Nader Koochaki : "J'’aimerais que la photo soit une croisée des chemins"

Nader Koochaki Etxeberria (1983, Saint Sébastien) lauréat de l’'appel à projet Hogei'’ta, présente ici son parcours et son projet, ainsi que son image du Pays Basque nord.

Comment avez-vous appris votre sélection à l’appel de projet Hogei’ta ?

Avec plaisir! Pour celui qui vogue dans les domaines proches de l’art, il est très difficile d’avoir un mode de vie respectable. Beaucoup de travail, et peu d’argent… Même si ce n’est pas une priorité, c’est réconfortant de voir quelqu’un faire confiance à mon travail. Le projet que j’ai présenté ici, je l’avais entre les mains, mais je n’avais pas de moyens pour le réaliser. Lorsque j’ai vu l’appel de Hogei’ta, il m’a semblé que mon projet faisait corps avec les critères demandés. C’était le bon endroit, au bon moment. Mais je dois avouer que j’en savais peu sur l’Institut Culturel Basque et le Pays Basque nord… C’est si proche, et si loin à la fois… Il me tarde donc de me lancer dans ce projet, et de briser les préjugés aussi.

Quels sont ces préjugés ?

Une conséquence de relations trop ponctuelles avec le Pays Basque nord. Il y a quelques années, dans le cadre d’un projet sociologique, nous avions traité le mode de gestion de l’espace par les jeunes. Il m’avait semblé alors que les natures et les comportements n’avaient rien à voir avec le Pays Basque sud. D’un côté, les manières de penser étaient plus légères au nord mais, aussi plus naturelles. Des sortes d’essences… Une culture plus comme une vapeur, et une tendance à vivre plus facilement du folklore. Je le répète: ce ne sont que des préjugés que j’expose ici.
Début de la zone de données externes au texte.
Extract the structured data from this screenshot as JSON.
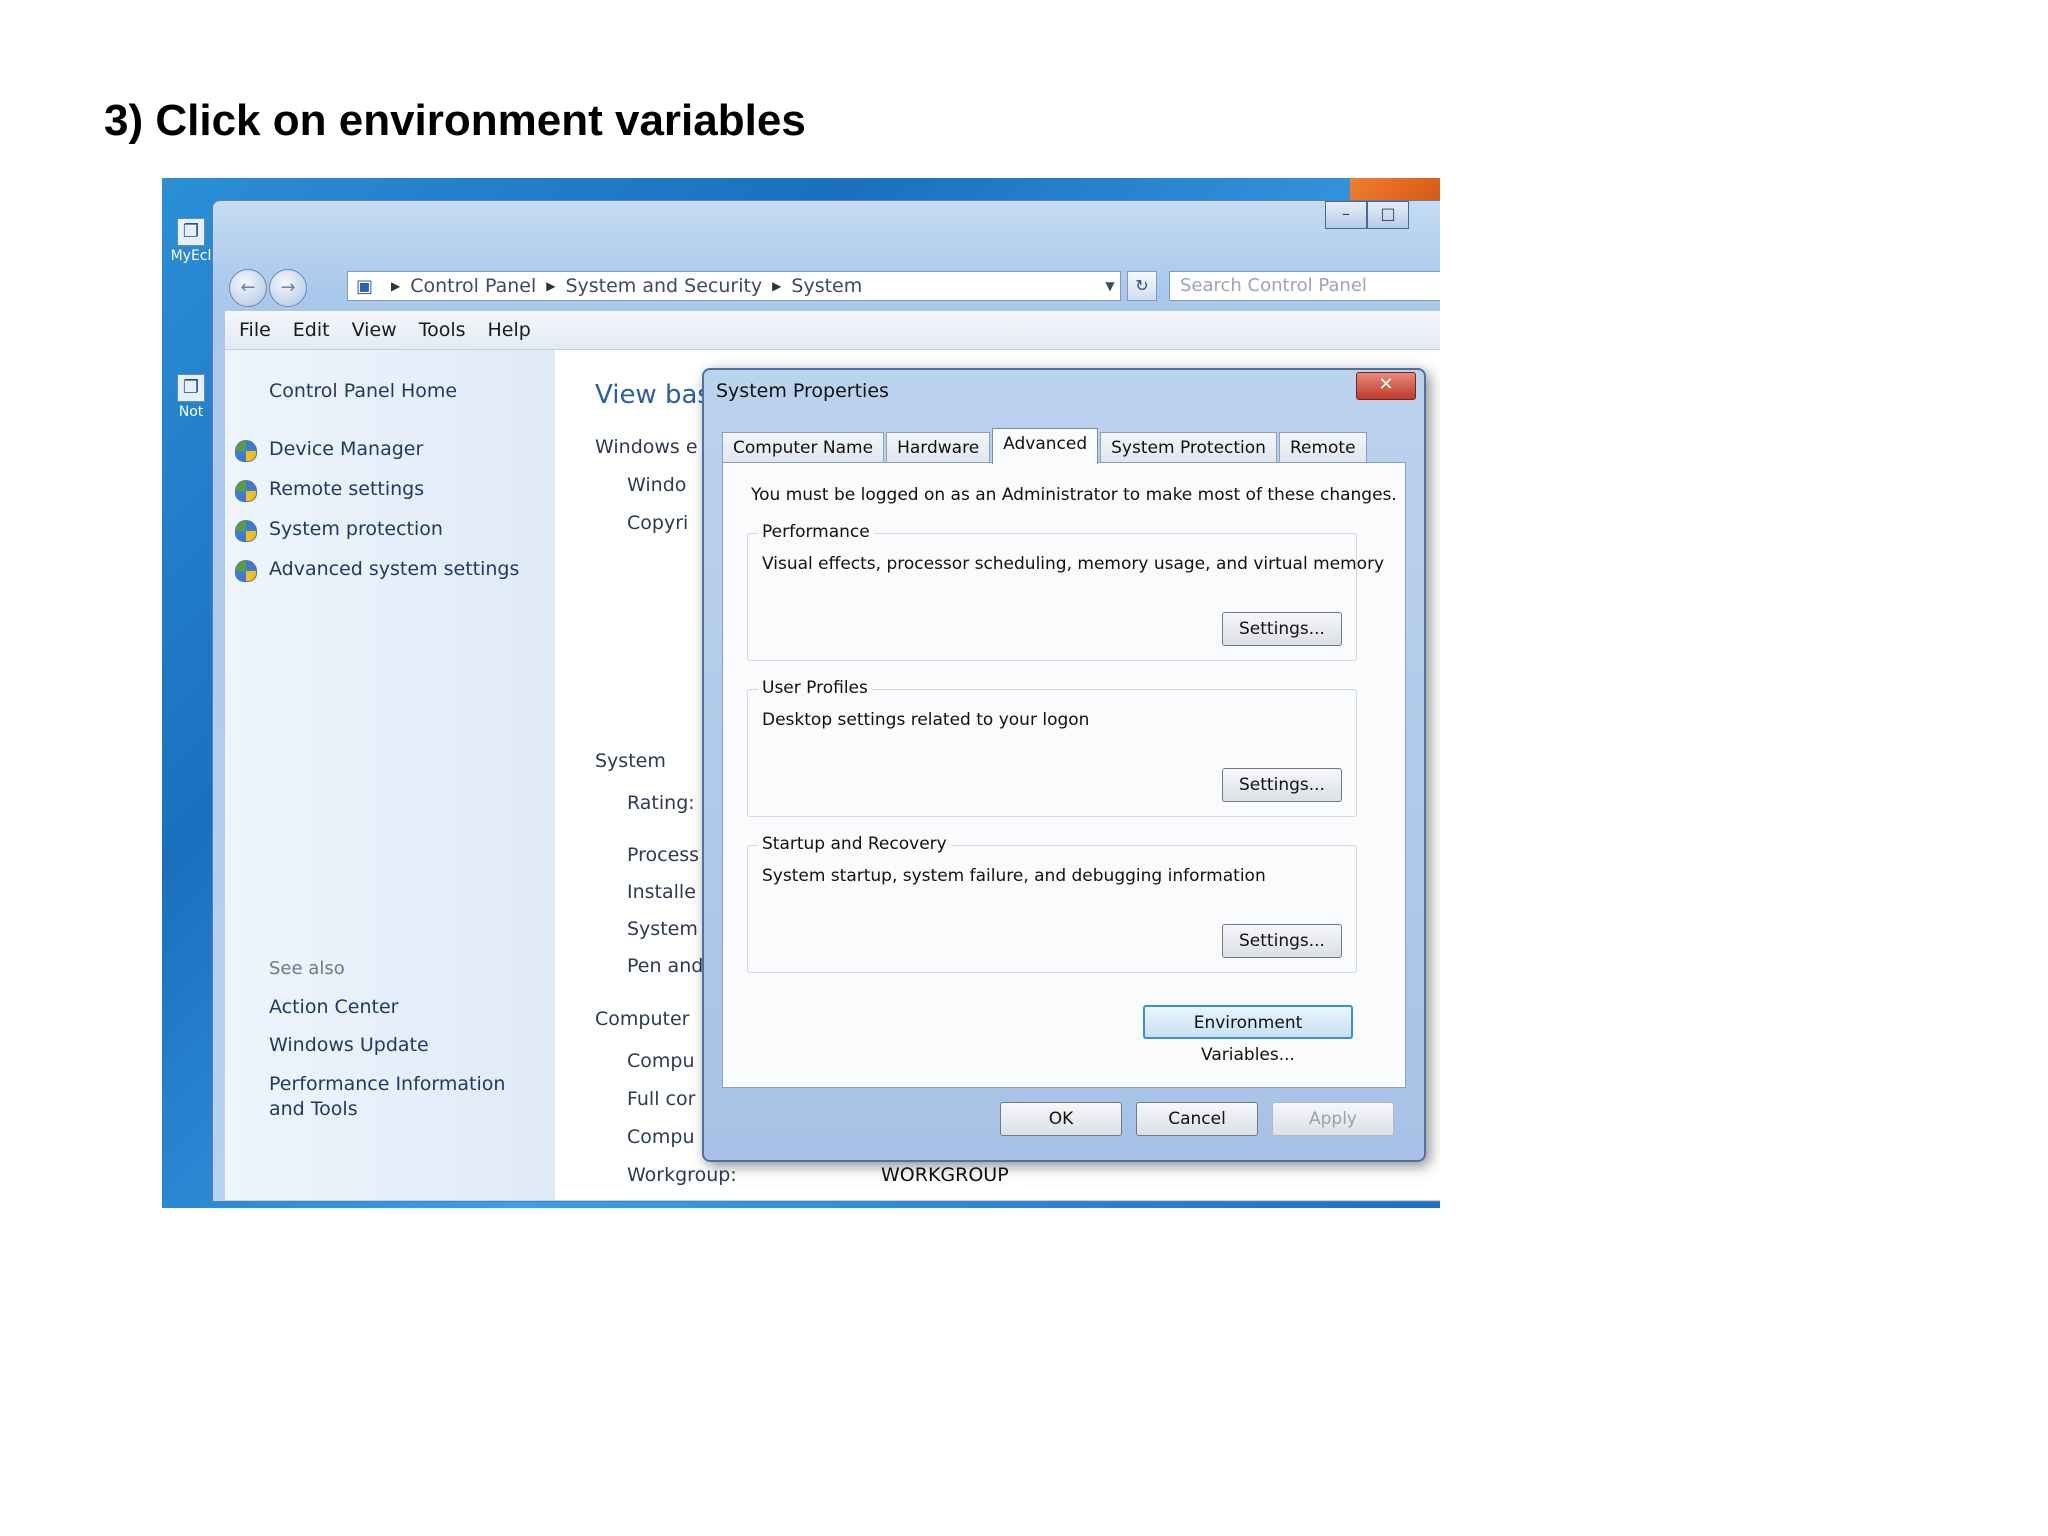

Vous avez effectué vos études en sociologie. Cela touche-t-il votre oeuvre ?

Je dois le reconnaître, malgré moi. De toute manière, l’art a en soi de la sociologie. En atteignant certaines choses, l’expression culturelle se fait présente. Alors dans mon cas, je dirais que c’est le résultat d’une hybridation. Je dois avouer que je ne saisis pas encore ce que je fais. Je vis tout cela comme un déplacement.

Pourquoi avoir traité du pastoralisme dans vos oeuvres précédentes ?

Tout cela a commencé par le troupeau de brebis. C’est sa forme qui m’a attiré. Elle change tout en restant la même. C’est ainsi que je m’étais retrouvé, caméra au poing, dans un concours de chiens de berger à Oñati. Et le concours, l’exercice en soi, me faisait penser à une photographie de la société occidentale. L’homme, en tant que sujet, qui commande les brebis, les objets. Et le chien qui fait figure de pont entre les deux. C’est un tout qui a été, pour moi, la première approche de la création. Je détenais là mes premières méthodes, images, mes premiers lieux adaptés.

Ce tout a-t-il une influence sur le projet présenté à Hogei’ta ?

Il y a là un lien, et ce projet en est même une conséquence. Je lui ai apposé le nom de Bideo erretratuak eta argazki erretratuak (Portraits de vidéos et de photos) parce que cela nous était exigé. Mais tout de même, je veux aller au fond des choses ici. Prendre, par exemple, le musée en soi: quelque chose qui recueille de la culture, la classe et l’expose, et voir son incidence. Puisqu’au cours d’un processus de création, il y a des choses imprévues qui apparaissent. Par conséquent, je ne souhaite pas parler de la photo et de la vidéo de manière réductrice. Je souhaite que la photo soit une croisée des chemins. Je ne rechercherai pas le plaisir du spectateur avec de belles photos. J’aimerais voir le chemin qui découle de cette photo. La prendre comme matière, en faire un portrait, et tendre ce tas de noeud, pour que chacun déroule le fil qu’il veut.